Manifest-based ingestion concepts
Manifest-based file ingestion provides end-users and systems a robust mechanism for loading metadata about datasets in Azure Data Manager for Energy instance. This metadata is indexed by the system and allows the end-user to search the datasets.
Manifest-based file ingestion is an opaque ingestion that do not parse or understand the file contents. It creates a metadata record based on the manifest and makes the record searchable.
What is a Manifest?
A manifest is a JSON document that has a pre-determined structure for capturing entities defined as 'kind', that is, registered as schemas with the Schema service - Well-known Schema (WKS) definitions.
You can find an example manifest json document here.
The manifest schema has containers for the following OSDU® Group types:
- ReferenceData (zero or more) - A set of permissible values to be used by other (master or transaction) data fields. Examples include Unit of Measure (feet), Currency, etc.
- MasterData (zero or more) - A single source of basic business data used across multiple systems, applications, and/or process. Examples include Wells and Wellbores
- WorkProduct (WP) (one - must be present if loading WorkProductComponents) - A session boundary or collection (project, study) encompasses a set of entities that need to be processed together. As an example, you can take the ingestion of one or more log collections.

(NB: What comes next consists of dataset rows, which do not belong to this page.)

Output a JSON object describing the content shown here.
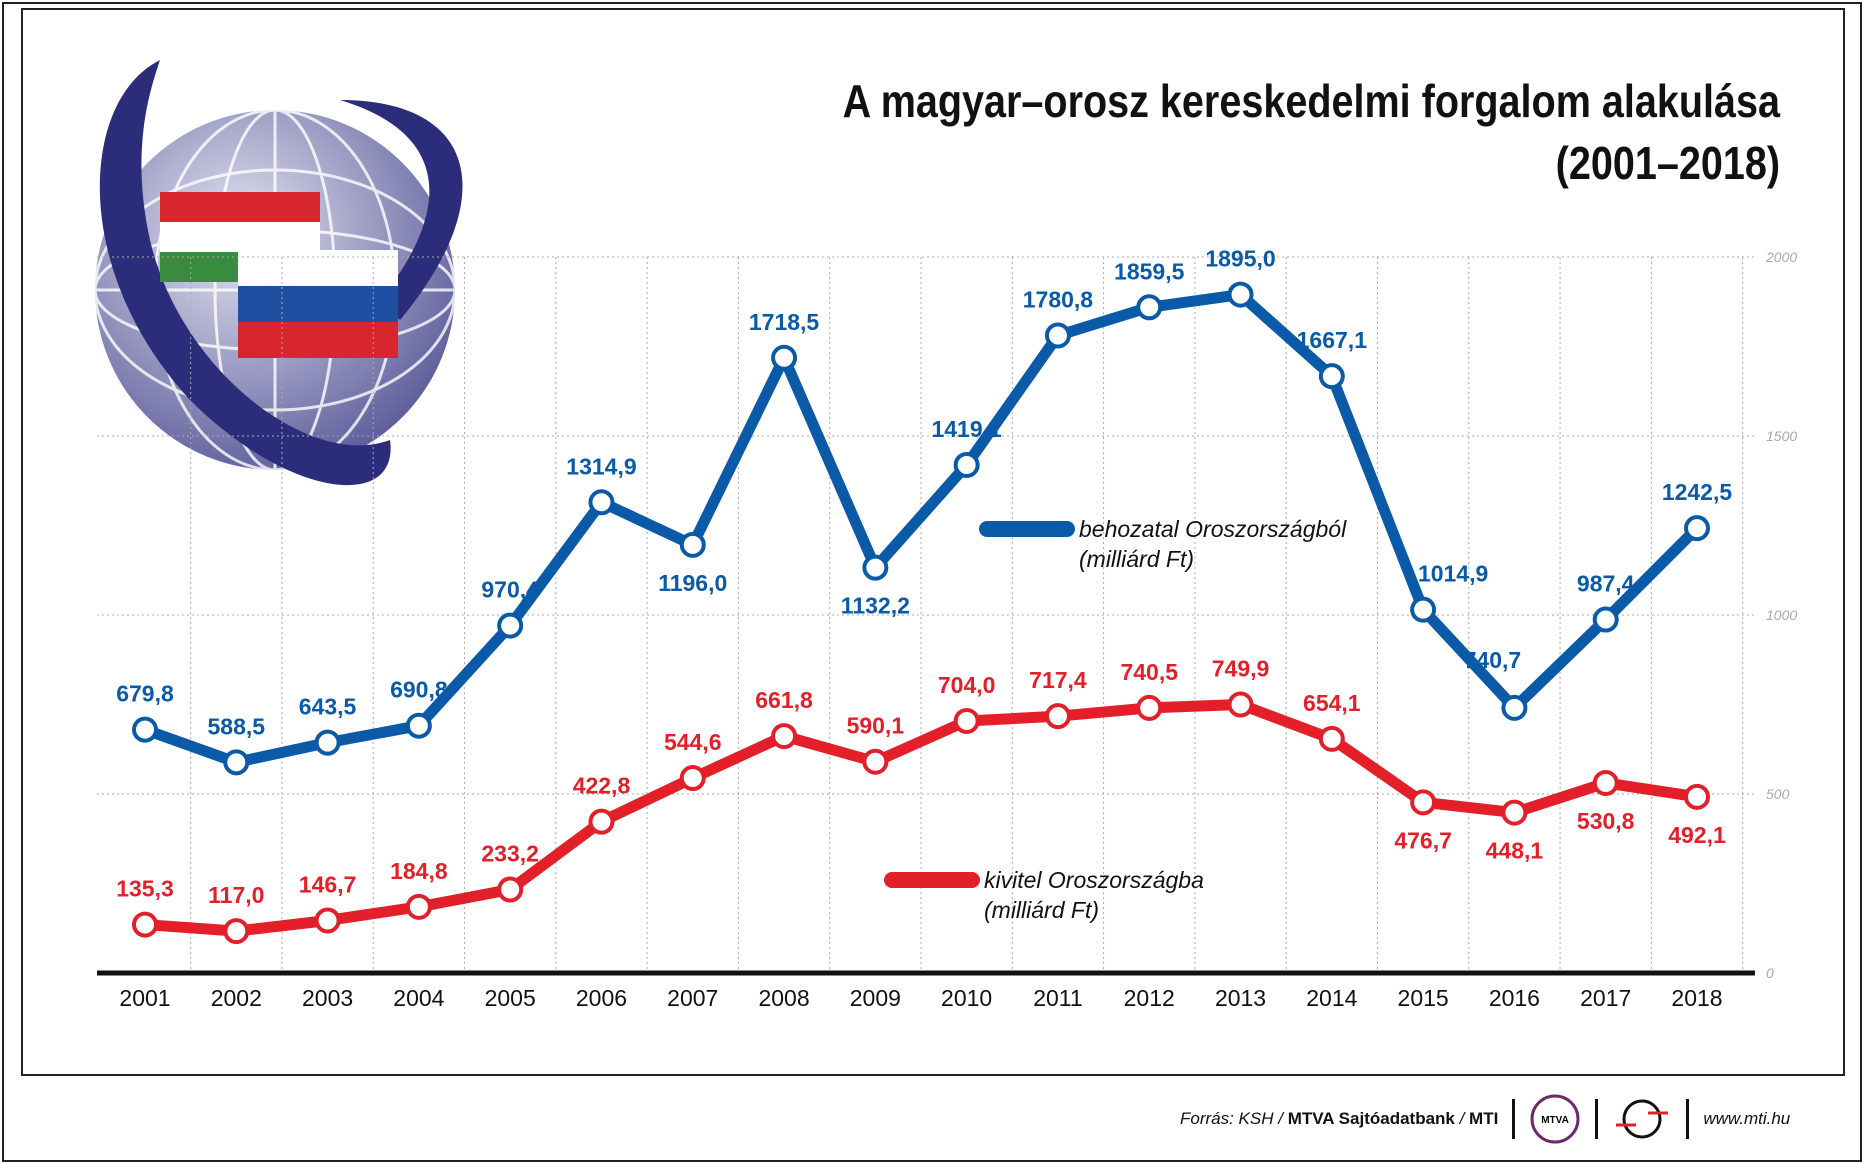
{
  "title_line1": "A magyar–orosz kereskedelmi forgalom alakulása",
  "title_line2": "(2001–2018)",
  "chart_data": {
    "type": "line",
    "categories": [
      "2001",
      "2002",
      "2003",
      "2004",
      "2005",
      "2006",
      "2007",
      "2008",
      "2009",
      "2010",
      "2011",
      "2012",
      "2013",
      "2014",
      "2015",
      "2016",
      "2017",
      "2018"
    ],
    "ylim": [
      0,
      2000
    ],
    "yticks": [
      0,
      500,
      1000,
      1500,
      2000
    ],
    "grid": true,
    "y_axis_side": "right",
    "series": [
      {
        "name": "behozatal Oroszországból",
        "unit": "(milliárd Ft)",
        "color": "#0a5aa8",
        "values": [
          679.8,
          588.5,
          643.5,
          690.8,
          970.4,
          1314.9,
          1196.0,
          1718.5,
          1132.2,
          1419.1,
          1780.8,
          1859.5,
          1895.0,
          1667.1,
          1014.9,
          740.7,
          987.4,
          1242.5
        ],
        "labels": [
          "679,8",
          "588,5",
          "643,5",
          "690,8",
          "970,4",
          "1314,9",
          "1196,0",
          "1718,5",
          "1132,2",
          "1419,1",
          "1780,8",
          "1859,5",
          "1895,0",
          "1667,1",
          "1014,9",
          "740,7",
          "987,4",
          "1242,5"
        ]
      },
      {
        "name": "kivitel Oroszországba",
        "unit": "(milliárd Ft)",
        "color": "#e3202a",
        "values": [
          135.3,
          117.0,
          146.7,
          184.8,
          233.2,
          422.8,
          544.6,
          661.8,
          590.1,
          704.0,
          717.4,
          740.5,
          749.9,
          654.1,
          476.7,
          448.1,
          530.8,
          492.1
        ],
        "labels": [
          "135,3",
          "117,0",
          "146,7",
          "184,8",
          "233,2",
          "422,8",
          "544,6",
          "661,8",
          "590,1",
          "704,0",
          "717,4",
          "740,5",
          "749,9",
          "654,1",
          "476,7",
          "448,1",
          "530,8",
          "492,1"
        ]
      }
    ]
  },
  "footer": {
    "source_prefix": "Forrás: KSH / ",
    "source_bold": "MTVA Sajtóadatbank",
    "source_sep": " / ",
    "source_mti": "MTI",
    "mtva_logo": "MTVA",
    "url": "www.mti.hu"
  }
}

- WorkProductComponents (WPC) (zero or more - must be present if loading datasets) - A typed, smallest, independently usable unit of business data content transferred as part of a Work Product (a collection of things ingested together). Each Work Product Component (WPC) typically uses reference data, belongs to some master data, and maintains a reference to datasets. Example: Well Logs, Faults, Documents
- Datasets (zero or more - must be present if loading WorkProduct and WorkProductComponent records) - Each Work Product Component (WPC) consists of one or more data containers known as datasets.
The Manifest data is loaded in a particular sequence:
- The 'ReferenceData' array (if populated).
- The 'MasterData' array (if populated).
- The 'Data' structure is processed last (if populated). Inside the 'Data' property, processing is done in the following order:
- the 'Datasets' array
- the 'WorkProductComponents' array
- the 'WorkProduct'.
Any arrays are ordered. should there be interdependencies, the dependent items must be placed behind their relationship targets, for example, a master-data Well record must be placed in the 'MasterData' array before its Wellbores.
Manifest-based file ingestion workflow
Azure Data Manager for Energy instance has out-of-the-box support for Manifest-based file ingestion workflow. Osdu_ingest
Airflow DAG is pre-configured in your instance.
Manifest-based file ingestion workflow components
The Manifest-based file ingestion workflow consists of the following components:
- Workflow Service - A wrapper service running on top of the Airflow workflow engine.
- Airflow engine - A workflow orchestration engine that executes workflows registered as DAGs (Directed Acyclic Graphs). Airflow is the chosen workflow engine by the OSDU® community to orchestrate and run ingestion workflows. Airflow isn't directly exposed, instead its features are accessed through the workflow service.
- Storage Service - A service that is used to save the manifest metadata records into the data platform.
- Schema Service - A service that manages OSDU® defined schemas in the data platform. Schemas are being referenced during the Manifest-based file ingestion.
- Entitlements Service - A service that manages access groups. This service is used during the ingestion for verification of ingestion permissions. This service is also used during the metadata record retrieval for validation of "read" writes.
- Legal Service - A service that validates compliance through legal tags.
- Search Service is used to perform referential integrity check during the manifest ingestion process.
Pre-requisites
Before running the Manifest-based file ingestion workflow, customers must ensure that the user accounts running the workflow have access to the core services (Search, Storage, Schema, Entitlement and Legal) and Workflow service (see Entitlement roles for details). As part of Azure Data Manager for Energy instance provisioning, the OSDU® standard schemas and associated reference data are pre-loaded. Customers must ensure that the user account used for ingesting the manifests is included in appropriate owners and viewers ACLs. Customers must ensure that manifests are configured with correct legal tags, owners and viewers ACLs, reference data, etc.
Workflow sequence
The following illustration provides the Manifest-based file ingestion workflow:
A user submits a manifest to the Workflow Service
using the manifest ingestion workflow name ("Osdu_ingest"). If the request is proper and the user is authorized to run the workflow, the workflow service loads the manifest and initiates the manifest ingestion workflow.
The workflow service executes a series of manifest syntax validation
like manifest structure and attribute validation as per the defined schema and check for mandatory schema attributes. The system then perform referential integrity validation
between Work Product Components and Datasets. For example, whether the referenced parent data exists.
Once the validations are successful, the system processes the content into storage by writing each valid entity into the data platform using the Storage Service API.
OSDU® is a trademark of The Open Group.